Our group will explore the interdisciplinary research area of optics, biomedicine, neuroscience, and nanophotonics. We focus on the development of novel tools that combine optics, acoustics, and nanophotonics to tackle problems in biology and medicine.
Deep Tissue Imaging
Solving the problem of light scattering in biological tissues is a central goal in biomedical imaging. To date, the accessible depth of optical methods is limited to the superficial layer of biological tissues (approximately, 1 mm). We aim to increase the accessible depth through approaches based on wavefront manipulation and ultrasound-light interaction.

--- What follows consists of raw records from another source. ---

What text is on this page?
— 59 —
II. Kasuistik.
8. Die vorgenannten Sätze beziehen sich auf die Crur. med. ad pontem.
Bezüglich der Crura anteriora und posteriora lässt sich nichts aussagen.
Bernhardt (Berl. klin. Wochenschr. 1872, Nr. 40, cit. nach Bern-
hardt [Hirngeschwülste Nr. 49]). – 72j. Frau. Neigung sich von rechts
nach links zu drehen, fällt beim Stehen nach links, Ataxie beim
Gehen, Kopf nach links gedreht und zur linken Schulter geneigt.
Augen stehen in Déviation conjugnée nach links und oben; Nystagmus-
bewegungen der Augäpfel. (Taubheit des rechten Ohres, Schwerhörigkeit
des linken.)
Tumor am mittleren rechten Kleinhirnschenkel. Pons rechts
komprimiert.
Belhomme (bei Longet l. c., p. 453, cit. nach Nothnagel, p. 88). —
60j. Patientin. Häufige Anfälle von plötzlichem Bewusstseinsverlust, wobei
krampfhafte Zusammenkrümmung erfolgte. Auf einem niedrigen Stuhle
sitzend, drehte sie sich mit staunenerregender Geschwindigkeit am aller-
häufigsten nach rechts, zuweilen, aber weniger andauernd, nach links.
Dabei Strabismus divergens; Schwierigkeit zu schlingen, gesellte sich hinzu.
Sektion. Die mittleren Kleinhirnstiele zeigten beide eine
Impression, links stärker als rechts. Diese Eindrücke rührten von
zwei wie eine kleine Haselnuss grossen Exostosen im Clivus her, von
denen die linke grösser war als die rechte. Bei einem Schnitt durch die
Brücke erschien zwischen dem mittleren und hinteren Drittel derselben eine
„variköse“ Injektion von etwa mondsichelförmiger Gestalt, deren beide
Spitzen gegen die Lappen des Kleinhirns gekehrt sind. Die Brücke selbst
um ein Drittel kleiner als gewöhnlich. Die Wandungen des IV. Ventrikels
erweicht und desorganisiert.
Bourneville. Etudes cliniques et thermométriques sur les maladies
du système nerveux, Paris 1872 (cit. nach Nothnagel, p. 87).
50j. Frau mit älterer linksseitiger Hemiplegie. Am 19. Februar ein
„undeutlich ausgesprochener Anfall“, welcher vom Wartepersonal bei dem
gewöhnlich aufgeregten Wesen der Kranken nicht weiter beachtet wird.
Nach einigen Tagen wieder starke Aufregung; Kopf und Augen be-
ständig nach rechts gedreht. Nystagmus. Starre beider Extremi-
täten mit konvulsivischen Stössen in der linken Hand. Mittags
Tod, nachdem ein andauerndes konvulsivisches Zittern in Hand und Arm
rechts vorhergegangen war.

Advanced Light Manipulation
For more than 50 years, the design paradigm of optical components has been dictated by a set of principles such as the basic rules of refraction and diffraction. We aim to combine the concepts emerged from two subfields of optics – complex wavefront shaping and metasurface – to challenge the conventional paradigm, and thereby unlock the optical space that is inaccessible with conventional optics.
Adult brain is composed more than 80 billion neurons and 100 trillion synapses (i.e. a junction between neurons). Revealing such complex connection represents an indispensable foundation to understand how our brain functions and to develop a treatment to brain diseases. Unlike conventional approaches in neuroscience, our approach, based on deep tissue light focusing, aims to interrogate the neuronal network in non-invasive and spatially-resolved (in the scale of a few tens of micrometers) manner.
Physics-based Machine Learning
We exploit machine learning techniques to tackle a variety of bioimaging problems.
1) Physics-based computational approach
We solve the problem of deep tissue imaging based on an innovative computational approach with a physics-integrated model.
2) Image reconstruction
When implementing biophotonic imaging applications, we often face the problem of missing information. In machine learning-based image reconstruction, we recover missed high-resolution, phase, spectral information of biological objects, finally achieving single-shot 3-D & hyperspectral imaging.
3) Image classification
Image classification has been recognized as a vital tool for imaging-based healthcare applications. Machine learning techniques automate the classification of various cells and intracellular organelles so that high-throughput diagnostics can be possible. We make efforts to develope small form-factor healthcare device equipped with an optical imaging & classification system.